Je weet niet wat je zou zeggen. Misschien spreken de woorden in je huid voor zich.

Toen in het ziekenhuis. Hoe die zachte handen van de verpleegster de vervreemding deden vergeten. Voor even.

Soms nemen de bewegingen onder je huid het van je over. Je huid kijkt toe.

Je kijkt in de spiegel. Je probeert de foto te zien die nu van je gemaakt zou kunnen worden. En hoe die zou verschillen.

Die trage huid in je dromen.

Je huid wordt droger, blijkbaar.

Je handen die een beetje ruw geworden waren, na het schoonmaken van de douche. De handencrème die het op dat punt even van je overneemt en je handen terugbrengt.

Je huidogen.

26 oktober 2019

People's faces

(Langzaam stilvallen. Het voelt goed dat de week bijna rond is.)

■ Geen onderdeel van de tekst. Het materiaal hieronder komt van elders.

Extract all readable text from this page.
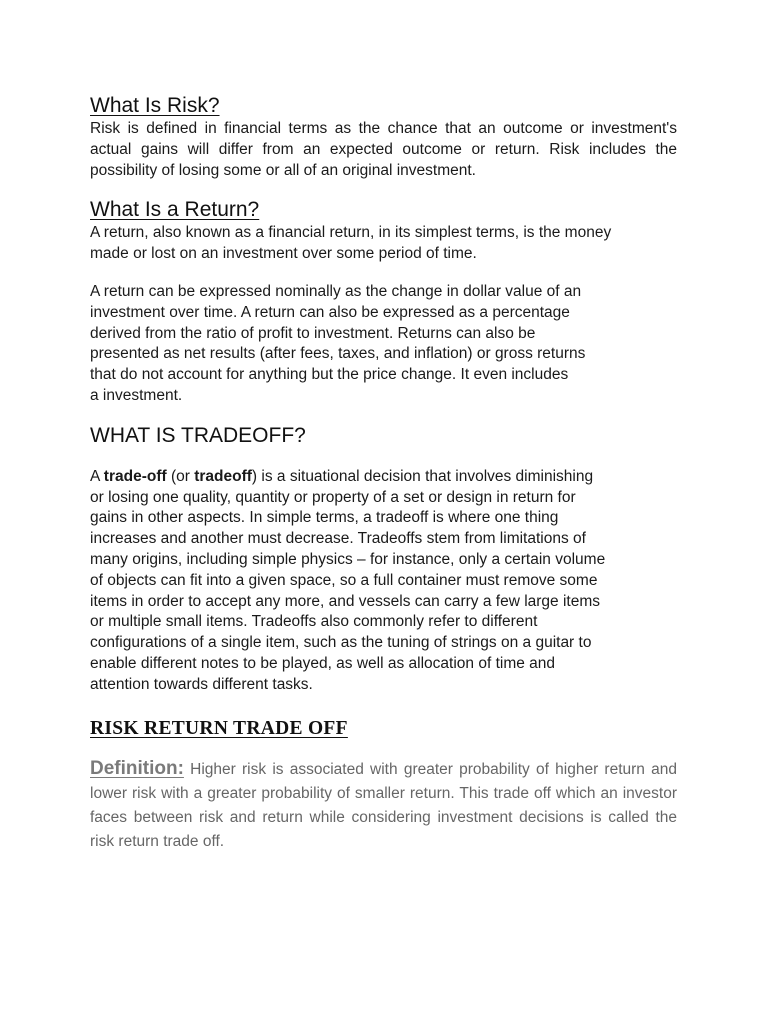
What Is Risk?

Risk is defined in financial terms as the chance that an outcome or investment's actual gains will differ from an expected outcome or return. Risk includes the possibility of losing some or all of an original investment.

What Is a Return?

A return, also known as a financial return, in its simplest terms, is the money made or lost on an investment over some period of time.

A return can be expressed nominally as the change in dollar value of an
investment over time. A return can also be expressed as a percentage
derived from the ratio of profit to investment. Returns can also be
presented as net results (after fees, taxes, and inflation) or gross returns
that do not account for anything but the price change. It even includes
a investment.
WHAT IS TRADEOFF?
A trade-off (or tradeoff) is a situational decision that involves diminishing
or losing one quality, quantity or property of a set or design in return for
gains in other aspects. In simple terms, a tradeoff is where one thing
increases and another must decrease. Tradeoffs stem from limitations of
many origins, including simple physics – for instance, only a certain volume
of objects can fit into a given space, so a full container must remove some
items in order to accept any more, and vessels can carry a few large items
or multiple small items. Tradeoffs also commonly refer to different
configurations of a single item, such as the tuning of strings on a guitar to
enable different notes to be played, as well as allocation of time and
attention towards different tasks.
RISK RETURN TRADE OFF

Definition: Higher risk is associated with greater probability of higher return and lower risk with a greater probability of smaller return. This trade off which an investor faces between risk and return while considering investment decisions is called the risk return trade off.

De twee studentes aan de andere kant van de tafel giechelen verlegen. Ze hebben een heel lijstje met vragen die ze je willen voorleggen in het interview. Je probeert zo goed mogelijk te antwoorden. Je vraagt hoe zij naar de dingen kijken. (Ze ontroeren je.)

Een andere dag.

Een ochtendgesprek met iemand die je zeer dierbaar is. Het gesprek valt al na enkele minuten in een diepe plooi die tegelijk zo vertrouwd voelt. Haar en jouw verhaal, ze hadden elkaar al geraakt. Soms zie je een verhaal dat je deelt, nog voor je het weet. Je bent dankbaar.

Het is even verwarrend, dat je je lichaam moet overschakelen naar een belangrijke vergadering. Terwijl je over de straat loopt, is het alsof iets van je nog in dat gesprek is gebleven, en in de stilte van net daarna wil blijven.

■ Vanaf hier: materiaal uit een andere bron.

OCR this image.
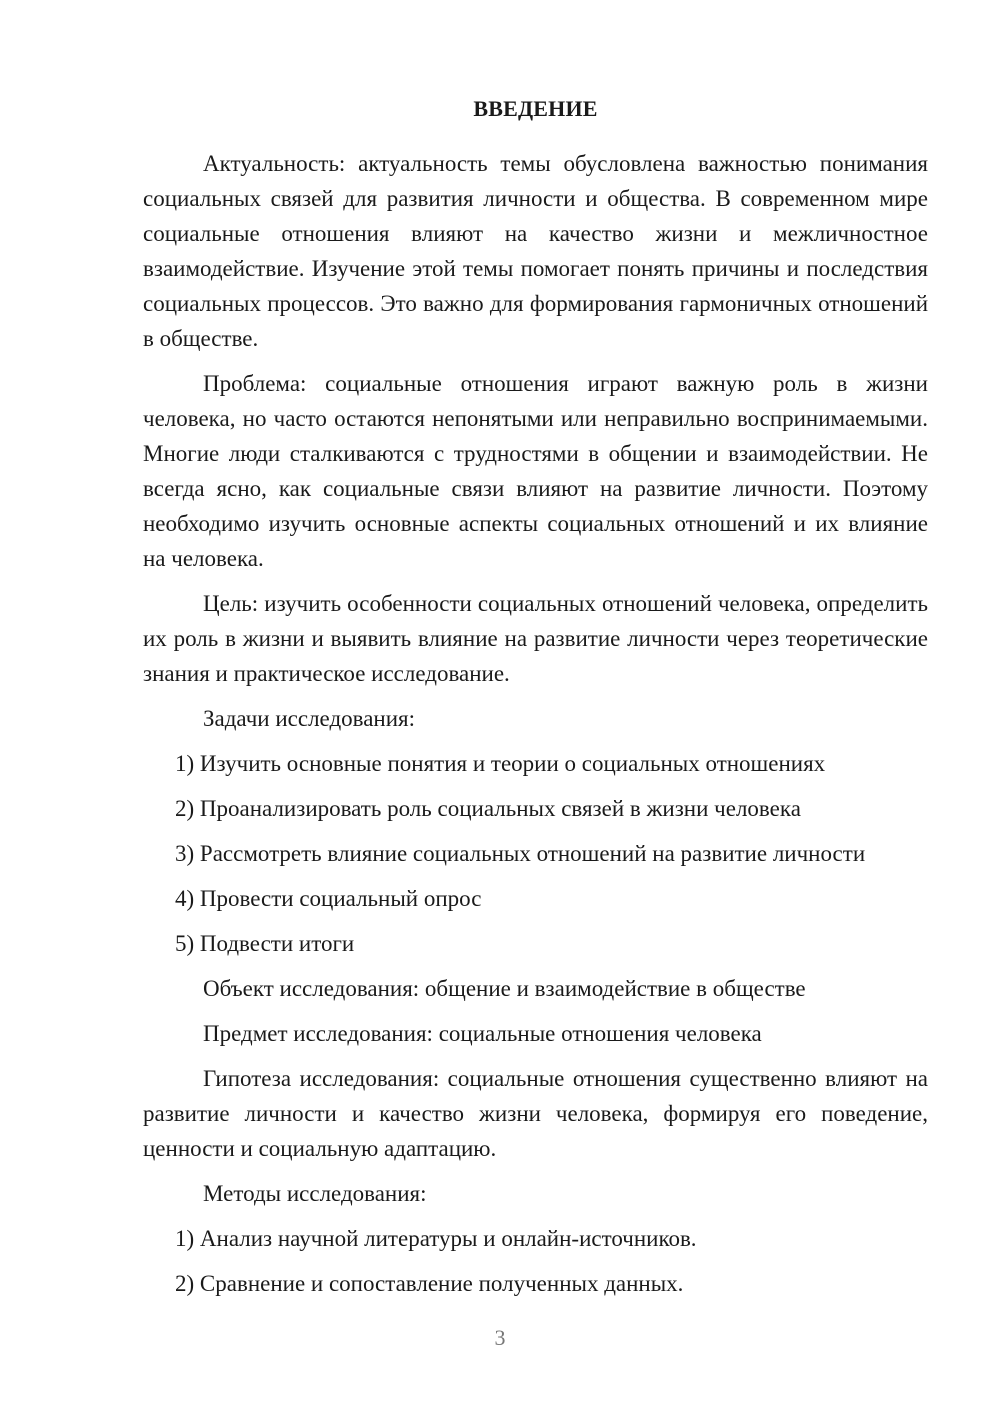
ВВЕДЕНИЕ

Актуальность: актуальность темы обусловлена важностью понимания социальных связей для развития личности и общества. В современном мире социальные отношения влияют на качество жизни и межличностное взаимодействие. Изучение этой темы помогает понять причины и последствия социальных процессов. Это важно для формирования гармоничных отношений в обществе.

Проблема: социальные отношения играют важную роль в жизни человека, но часто остаются непонятыми или неправильно воспринимаемыми. Многие люди сталкиваются с трудностями в общении и взаимодействии. Не всегда ясно, как социальные связи влияют на развитие личности. Поэтому необходимо изучить основные аспекты социальных отношений и их влияние на человека.

Цель: изучить особенности социальных отношений человека, определить их роль в жизни и выявить влияние на развитие личности через теоретические знания и практическое исследование.

Задачи исследования:
1) Изучить основные понятия и теории о социальных отношениях
2) Проанализировать роль социальных связей в жизни человека
3) Рассмотреть влияние социальных отношений на развитие личности
4) Провести социальный опрос
5) Подвести итоги
Объект исследования: общение и взаимодействие в обществе
Предмет исследования: социальные отношения человека

Гипотеза исследования: социальные отношения существенно влияют на развитие личности и качество жизни человека, формируя его поведение, ценности и социальную адаптацию.

Методы исследования:
1) Анализ научной литературы и онлайн-источников.
2) Сравнение и сопоставление полученных данных.
3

Je hebt alles netjes voorbereid. Je ziet het gesprek bewegen. (Enkele grapjes. Het is sterker dan jezelf.) Na de vergadering zie je even een moeilijk moment. Je kijkt naar je handen. (Je zou haar een stil plekje willen geven, voor even.)

Een andere dag.

Je zit in het station te wachten, op weer enkele studenten. Ze staan buiten, ergens, zo blijkt. Ze hebben ook een blad met een lange lijst vragen voor het interview. Het gesprek gaat een andere kant uit. Je vraagt of ze kwaad zijn soms, of ze bang zijn soms. Je kijkt naar hun ogen terwijl ze antwoorden.

(Je verlangt naar een leegte.)

Een andere dag. (Er is steeds een andere dag.)

In de trein op weg naar het panelgesprek waar je de inleiding zult geven. Je studeert de rapporten nog een beetje in onderweg. (Je denkt ook aan die trein terug straks die je zeker zou willen halen.) Op weg door de stad zie je hoe je ooit ook op dat voetpad liep. In wat toen een wonderlijk gevoel was, iets gebeurde de eerste keer.

De panelleden zitten op erg circulaire stoelen, ze draaien rond, als je even met je oren flappert.

In de trein terug lees je verder in het boekje. (Iets wringt.)

Thuis wil je nog even rustig zitten in de nacht, voor je gaat slapen.

De volgende ochtend kom je uit een verre droom.

Je laat de doos met snoepjes rondgaan in de vergadering.

Je worstelt jezelf een beetje door de dag. (Een middagdutje zou wonderen doen, denk je.)

Die avond, op weg naar het concert. (Je weet nooit vooraf wat je lichaam zal doen. Alles zal wel goed komen.)

Het doet goed, haar terug te zien. Jullie lopen door de stad, op weg naar die zaal waar je nog nooit eerder kwam. (Soms aarzel je nog een beetje, na al die jaren.)

Jullie staan vooraan bij het podium. (Je schaamt je altijd een beetje, dat je zo groot bent, er staan nog veel mensen achter je, ze willen ook graag alles kunnen zien.)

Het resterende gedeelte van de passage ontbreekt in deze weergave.